Thought about collab filter for classification

mb4310 · October 17, 2018, 7:11pm

Dear All,

I am interested in using the library for collaborative filtering for some classification problem. This modification was discussed in v2 of the course and I see in fact the option to pass a loss_fn to fastai.collab.get_collab_learner has been included allowing one to pass (say) cross entropy loss instead of RMSE.

However to my eyes (and attempts, forgive me if I’m missing something) at the moment ‘get_collab_learner’ will fetch the same embedding_dot_bias model regardless of the loss which is not suitable.

One option is to adjust the dimension of the output to equal the # of classes, currently the forward method returns an object of shape (batch_size, 1); However to do so it’s not enough to add a nn.Linear(1,num_classes) to the end of the forward, since this will force the architecture to only predict membership to one of two class regardless of input (for a fixed set of parameters to the linear layer). Say the parameters are [a_1 … a_[num_classes]]):
Consider argmax_i (log(softmax(a_i*x)) (predicted class) will be the class corresponding to the largest (in abs) positive parameter a_j for all x>=0 and largest (negative parameter) for all x<0. This behavior seems undesirable.

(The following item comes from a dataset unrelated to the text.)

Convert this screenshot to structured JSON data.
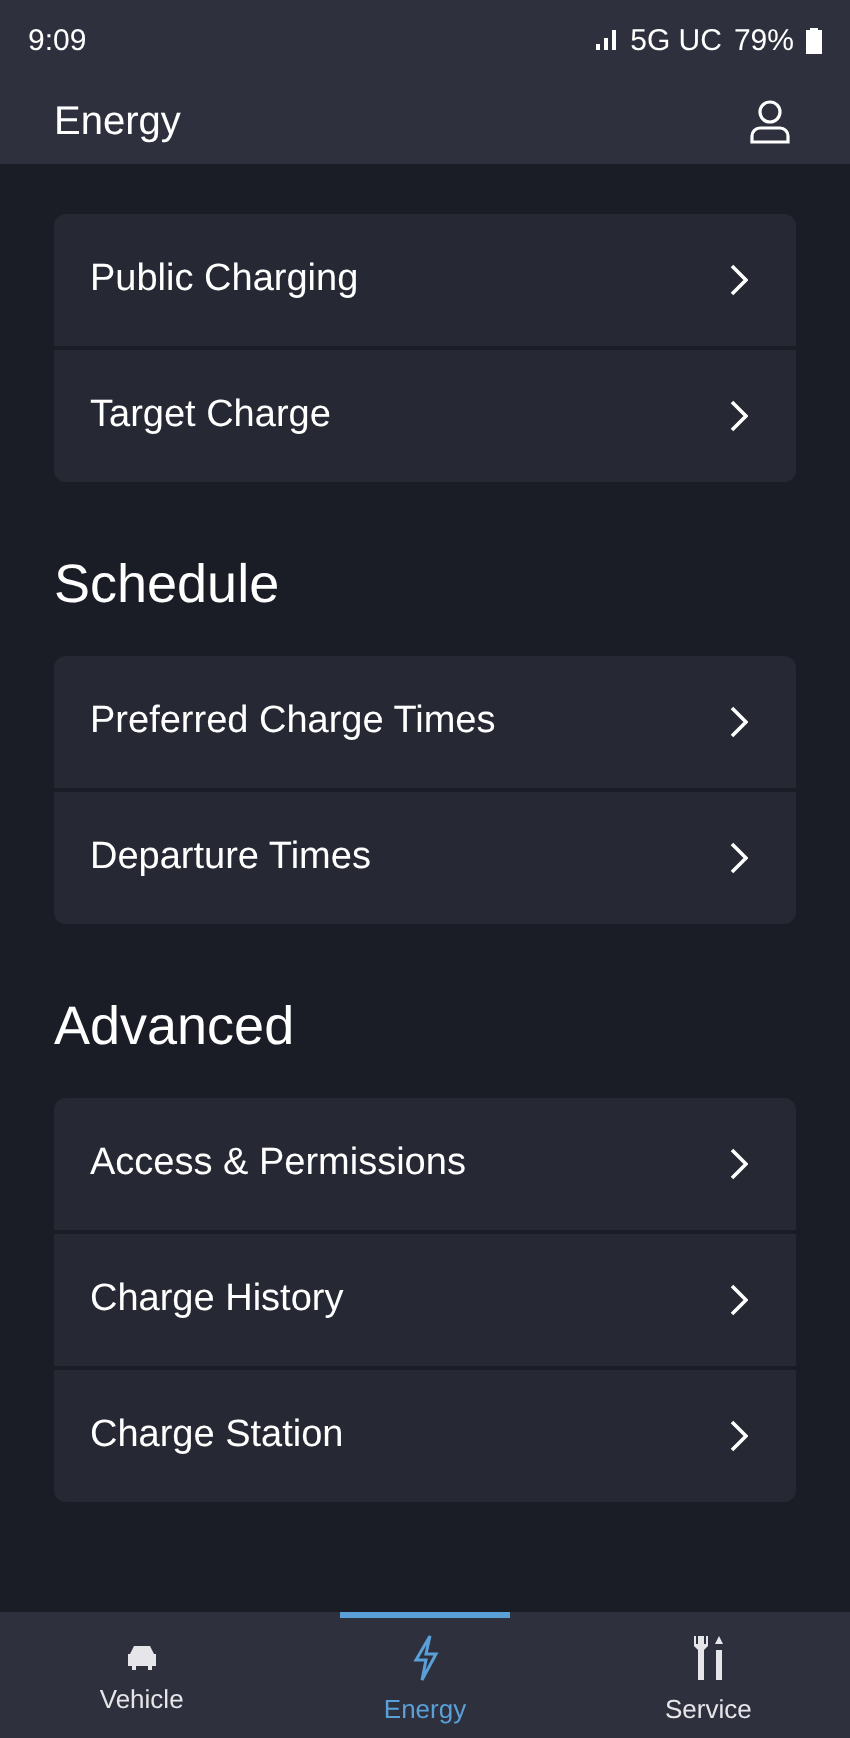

Instead we could do the approach of the “embedding net” of v2 lesson on collaborative filtering, briefly the embeddings are set up the same way but the dot product is replaced by concatenation of the two embedded vectors, followed by one (or more) linear layers separated by activation/regularization with the chain ending in dimension=number classes. I have been using this approach for some of my collab filtering classification problems to reasonable success and would like to implement it into this library so I can take advantage of all the nice functionality fastai provides. My thought is to add a ‘regress=True’ parameter to get_collab_learner which points the model that get_collab_learner fetches to one of two (the embed-dot or embed-net-classifier) along with perhaps some parameters on the structure of the net for the classifier case.

Would appreciate any thoughts on the matter, as well as some advice on how best to proceed. I am new to the community (and have searched this page for collab filter questions not seeing anything) and not sure what the protocol is on implementing an idea and sharing it? Look forward, to hearing back, thanks!